Cookie Diet
In the world of fad diets almost nothing can be more absurd than the cookie diet. This diet is based on a mixture of amino acids baked into a cookie designed to control a patient’s hunger.
Fad diets are short term diets in which people are to lose a lot of weight, and are popular because of their claims of great weight loss. Often times, like the cookie diet, these diets rely on one miracle food with amazing properties for weight loss. In this sense they are something like the old traveling medicine shows, in which a slick talking salesman would expound on the virtues of some magical formula created by a Guru of some type.
Sanford Siegel created the cookie diet in 1975 while he was doing research for a nutrition book. To maintain the cookie diet people would eat six cookies a day, plus a regular dinner.
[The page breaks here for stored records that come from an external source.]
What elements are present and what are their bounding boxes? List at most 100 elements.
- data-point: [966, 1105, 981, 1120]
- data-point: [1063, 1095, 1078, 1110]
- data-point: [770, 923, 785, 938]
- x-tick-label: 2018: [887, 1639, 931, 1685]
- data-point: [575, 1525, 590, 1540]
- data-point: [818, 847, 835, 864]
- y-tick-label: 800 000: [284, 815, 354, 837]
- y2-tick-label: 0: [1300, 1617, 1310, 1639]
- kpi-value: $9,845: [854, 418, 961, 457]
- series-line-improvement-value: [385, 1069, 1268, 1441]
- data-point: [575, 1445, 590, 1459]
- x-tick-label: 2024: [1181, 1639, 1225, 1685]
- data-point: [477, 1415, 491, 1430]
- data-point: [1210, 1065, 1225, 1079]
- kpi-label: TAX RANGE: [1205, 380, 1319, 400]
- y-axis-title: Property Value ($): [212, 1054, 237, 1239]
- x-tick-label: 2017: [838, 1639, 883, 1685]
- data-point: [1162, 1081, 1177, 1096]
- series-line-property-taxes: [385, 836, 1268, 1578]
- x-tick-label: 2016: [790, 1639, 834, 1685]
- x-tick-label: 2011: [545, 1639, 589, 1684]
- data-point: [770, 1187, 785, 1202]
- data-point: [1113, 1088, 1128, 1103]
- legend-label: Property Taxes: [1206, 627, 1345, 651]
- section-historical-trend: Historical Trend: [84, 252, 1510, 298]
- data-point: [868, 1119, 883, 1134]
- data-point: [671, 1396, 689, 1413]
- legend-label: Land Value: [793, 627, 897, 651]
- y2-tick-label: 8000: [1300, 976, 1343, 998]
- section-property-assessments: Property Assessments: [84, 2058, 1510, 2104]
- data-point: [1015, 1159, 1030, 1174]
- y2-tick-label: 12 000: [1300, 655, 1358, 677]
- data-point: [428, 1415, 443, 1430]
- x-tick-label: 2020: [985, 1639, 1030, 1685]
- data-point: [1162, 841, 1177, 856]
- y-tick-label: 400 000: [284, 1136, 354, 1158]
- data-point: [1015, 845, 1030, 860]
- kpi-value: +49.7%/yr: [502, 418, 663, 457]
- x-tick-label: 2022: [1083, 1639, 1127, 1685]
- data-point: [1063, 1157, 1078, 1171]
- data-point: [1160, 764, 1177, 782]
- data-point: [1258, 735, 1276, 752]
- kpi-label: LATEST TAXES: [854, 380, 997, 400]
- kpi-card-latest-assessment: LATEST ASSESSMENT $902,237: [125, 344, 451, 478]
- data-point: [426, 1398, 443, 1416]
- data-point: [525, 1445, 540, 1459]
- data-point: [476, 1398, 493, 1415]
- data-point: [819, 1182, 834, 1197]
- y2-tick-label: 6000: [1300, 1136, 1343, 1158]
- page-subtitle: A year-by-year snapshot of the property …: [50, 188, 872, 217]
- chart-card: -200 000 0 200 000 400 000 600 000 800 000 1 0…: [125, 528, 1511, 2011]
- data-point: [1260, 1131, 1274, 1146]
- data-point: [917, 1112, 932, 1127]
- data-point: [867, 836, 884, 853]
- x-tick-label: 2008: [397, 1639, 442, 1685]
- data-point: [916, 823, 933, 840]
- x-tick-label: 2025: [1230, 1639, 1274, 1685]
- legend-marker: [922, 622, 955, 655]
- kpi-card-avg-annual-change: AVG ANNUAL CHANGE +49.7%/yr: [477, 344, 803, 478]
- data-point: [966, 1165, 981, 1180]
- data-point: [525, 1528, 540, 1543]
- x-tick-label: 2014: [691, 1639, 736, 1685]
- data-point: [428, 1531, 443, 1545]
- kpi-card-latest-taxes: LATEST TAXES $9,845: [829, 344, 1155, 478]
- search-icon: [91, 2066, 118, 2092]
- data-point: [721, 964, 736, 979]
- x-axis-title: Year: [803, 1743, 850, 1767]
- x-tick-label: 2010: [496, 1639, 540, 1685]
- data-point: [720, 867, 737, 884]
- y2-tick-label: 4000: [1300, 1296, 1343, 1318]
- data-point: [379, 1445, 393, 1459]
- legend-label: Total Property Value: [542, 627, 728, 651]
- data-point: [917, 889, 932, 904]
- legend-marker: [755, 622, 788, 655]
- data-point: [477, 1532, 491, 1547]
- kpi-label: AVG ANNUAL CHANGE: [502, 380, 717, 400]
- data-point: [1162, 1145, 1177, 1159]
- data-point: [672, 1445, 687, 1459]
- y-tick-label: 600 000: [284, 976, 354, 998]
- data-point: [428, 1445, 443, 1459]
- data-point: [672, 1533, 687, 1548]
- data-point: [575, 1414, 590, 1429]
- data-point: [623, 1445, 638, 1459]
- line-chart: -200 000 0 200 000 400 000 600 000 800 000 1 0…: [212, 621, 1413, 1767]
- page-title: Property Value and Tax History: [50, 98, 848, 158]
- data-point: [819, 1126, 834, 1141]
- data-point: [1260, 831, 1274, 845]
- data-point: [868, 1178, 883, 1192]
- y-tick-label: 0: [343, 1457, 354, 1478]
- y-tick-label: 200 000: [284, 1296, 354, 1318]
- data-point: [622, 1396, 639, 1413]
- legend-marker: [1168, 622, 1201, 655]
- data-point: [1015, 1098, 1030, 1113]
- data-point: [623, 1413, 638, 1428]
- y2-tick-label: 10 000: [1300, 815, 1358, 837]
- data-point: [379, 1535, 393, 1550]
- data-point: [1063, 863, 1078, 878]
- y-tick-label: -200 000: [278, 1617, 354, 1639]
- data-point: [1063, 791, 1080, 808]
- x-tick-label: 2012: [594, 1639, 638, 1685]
There were about 500 calories combined in the cookies, and the dinner could be 300 calories in the evening. Very quickly the cookie diet became a huge success, with 14 clinics in Florida and 10 in Latin America expounding this amazing weight loss formula. By the 80’s 200 doctors were pushing the cookie diet. The diet was quickly expanded to miracle soups and shakes that also contained the amino acids.
Later Hollywood grabbed the cookie diet. This diet received a great deal of media attention in part because of the PR efforts of attention grabbing stars and starlets. This diet is similar to the original in that it consists of a cookie for breakfast, a cookie as a snack in the morning, a cookie for lunch, a cookie as a mid-afternoon snack, and then a reasonable dinner. These cookies each contain 150 calories and fiber, protein and minerals.
Don’t waste time with the cookie diet. Eat less, exercise more, that’s the formula for good health. Even if the star of your favorite movie claims to love them, avoid so called miracle weight loss foods.